Given my recent forays in the fine(-ish) arts, I found Liza Campbell’s The Dissemblers to be doubly intriguing. Not only is the novel beautifully written, but it also offers a loving meditation on (among other things) the nature of art and its place in our world.

The narrative focuses on a young artist named Ivy Wilkes who ditches her past to seek her true path in Georgia O’Keefe’s New Mexico. Here, she takes a job in a museum gift shop, falls in love, and eventually becomes embroiled in a scheme to sell forgeries of O’Keefe’s work on the black market. Subsequently, Ivy’s work as a forger forces her to ask herself why humans as a species value art so highly. Is it simply for the beauty of artifact? And, if so, then why should an original O’Keefe fetch a higher price at auction than an exact replica painted by a skilled artisan? The answer, it turns out, is as complicated as Ivy’s relationships with the men (and woman) in her life. Hint: It has everything to do with love.

Fittingly, Campbell proves herself an adept word-artist throughout the novel. In some instances, this artistry takes the form of simple yet evocative declarative sentences that say so much about the characters she’s describing: “She laughed like bells,” Campbell writes of one character. Elsewhere, she demonstrates her mastery of narrative technique as well, as when she teases the reader with lines like, “If I’d known what was going to happen, would I have done everything the same?”
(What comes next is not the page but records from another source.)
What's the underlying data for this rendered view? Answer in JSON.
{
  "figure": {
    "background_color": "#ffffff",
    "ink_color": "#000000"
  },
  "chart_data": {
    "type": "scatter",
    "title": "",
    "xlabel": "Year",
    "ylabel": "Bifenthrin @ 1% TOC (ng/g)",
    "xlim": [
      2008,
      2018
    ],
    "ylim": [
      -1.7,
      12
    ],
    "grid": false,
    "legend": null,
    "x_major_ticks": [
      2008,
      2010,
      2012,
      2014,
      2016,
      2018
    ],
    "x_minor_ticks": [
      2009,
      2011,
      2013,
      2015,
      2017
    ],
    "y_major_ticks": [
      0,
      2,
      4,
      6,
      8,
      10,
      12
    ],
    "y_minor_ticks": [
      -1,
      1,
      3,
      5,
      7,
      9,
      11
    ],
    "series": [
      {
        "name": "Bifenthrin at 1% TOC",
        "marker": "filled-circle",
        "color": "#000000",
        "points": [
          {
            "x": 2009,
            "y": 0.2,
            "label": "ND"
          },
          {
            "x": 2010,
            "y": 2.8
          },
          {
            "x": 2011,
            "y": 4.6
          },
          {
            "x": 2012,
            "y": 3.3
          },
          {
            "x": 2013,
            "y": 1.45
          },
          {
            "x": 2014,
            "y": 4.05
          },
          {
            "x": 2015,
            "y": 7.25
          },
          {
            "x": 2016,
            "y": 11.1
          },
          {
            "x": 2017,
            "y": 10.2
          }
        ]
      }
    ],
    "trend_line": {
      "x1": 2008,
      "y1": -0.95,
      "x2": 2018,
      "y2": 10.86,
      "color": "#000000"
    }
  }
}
One other thing that Campbell does especially well in The Dissemblers is capture the ambivalent relationship between the artist and the art she produces: “[W]hen you finish the painting, there is a period of glowing adoration for what you’ve done. You think, this is exactly what I meant to say… But one day, inexplicably, you’ll see the painting from a different angle, or in different lighting, and suddenly it is a trite and talentless painting.” The author, of course, is discussing a visual medium here, but the same can easily be said for the written word. How many authors, I wonder, feel the same way about their work? And, more to the point, how many have the guts to admit it?

The Dissemblers is a beautiful novel in so many ways, and Campbell’s prose shines throughout. Whether describing the sweeping vistas of New Mexico or the longing of the human heart, she paints with words what pigments and brushstrokes might not so readily capture.

2 comments

  1. This is a great review. Congrats to Liza for sticking through with her gorgeous novel to finish. I remember reading excerpts during a workshop we were in together, at USF. Can’t wait to pick up this book!